"Ernst Spengler estava sozinho no seu sótão, já com a janela aberta, preparado para se atirar quando, subitamente, o telefone tocou. Uma vez, duas, três, quatro, cinco, seis, sete, oito, nove, dez, onze, doze, treze, catorze, Ernst atendeu." Foi com este parágrafo inquietante, que Gonçalo M. Tavares iniciou o romance "Jerusalém", um dos seus livros mais premiados. Por ocasião do lançamento da obra, o jovem compositor Vasco Mendonça (n. 1977) ouviu o escritor ler algumas passagens e ficou impressionado. A leitura posterior acentuou o interesse e assim nasceu o desejo de transformar o livro numa ópera. "Achei que 'Jerusalém' tinha um potencial dramático muito grande", contou o compositor ao Ípsilon. "Para a transposição dramática não passam todos os pormenores da narrativa, mas permanecem muitas ideias que inspiram uma caracterização sonora. Por outro lado, atraiu-me o facto de a acção se concentrar numa só noite e a grande densidade das personagens." O libreto resultou de um trabalho conjunto entre o compositor, o escritor e Luís Miguel Cintra, responsável pela encenação. "O conceito do espectáculo e a dramaturgia foram evoluindo em paralelo com a música, a cena e as palavras", sublinha Vasco Mendonça, que já tinha escrito música para várias peças de teatro, entre as quais "Júlio César", de Shakespeare, apresentada no Teatro São Luiz, com encenação e interpretação de LuÍs Miguel Cintra.
Editado em 2004 pelo Círculo de Leitores e em 2005 pela Caminho, "Jerusalém" recebeu os prémios Ler Millenium/BCP (2004), José Saramago (2005) e Portugal Telecom de Literatura (Brasil, 2007) e já deu origem a várias adaptações teatrais. Foi agora convertido em música, numa ópera que hoje se estreia na Culturgest. O elenco é constituído por Alexandra Moura, Inês Madeira, Manuel Brás da Costa, João Rodrigues, Luís Rodrigues e Manuel Ferrer e a componente instrumental está a cargo da Orquestra Metropolitana de Lisboa, sob a direcção de Cesário Costa.

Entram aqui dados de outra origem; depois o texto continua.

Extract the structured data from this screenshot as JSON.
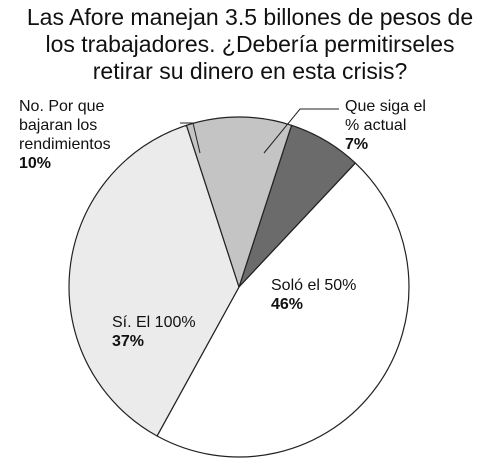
{
  "chart_data": {
    "type": "pie",
    "title": "Las Afore manejan 3.5 billones de pesos de los trabajadores. ¿Debería permitírseles retirar su dinero en esta crisis?",
    "title_lines": [
      "Las Afore manejan 3.5 billones de pesos de",
      "los trabajadores. ¿Debería permitirseles",
      "retirar su dinero en esta crisis?"
    ],
    "slices": [
      {
        "label": "Que siga el % actual",
        "label_lines": [
          "Que siga el",
          "% actual"
        ],
        "value": 7,
        "value_label": "7%",
        "color": "#6b6b6b"
      },
      {
        "label": "Soló el 50%",
        "label_lines": [
          "Soló el 50%"
        ],
        "value": 46,
        "value_label": "46%",
        "color": "#ffffff"
      },
      {
        "label": "Sí. El 100%",
        "label_lines": [
          "Sí. El 100%"
        ],
        "value": 37,
        "value_label": "37%",
        "color": "#ebebeb"
      },
      {
        "label": "No. Por que bajaran los rendimientos",
        "label_lines": [
          "No. Por que",
          "bajaran los",
          "rendimientos"
        ],
        "value": 10,
        "value_label": "10%",
        "color": "#c4c4c4"
      }
    ],
    "stroke_color": "#222222",
    "legend": "none"
  }
}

"Jerusalém" mostra-nos pedaços da vida de seis personagens que deambulam pela noite: Mylia, incapaz de dormir por causa das dores resultantes do seu grave estado de saúde; o seu antigo companheiro Ernst, que se preparava para o suicídio antes do telefonema de Mylia; Theodor Busbeck, ex-marido de Mylia, que procura uma prostitura (Hanna); o seu filho Kaas que fica assustado por se ver sozinho em casa e se cruza com Hinnerk, que o assassina brutalmente...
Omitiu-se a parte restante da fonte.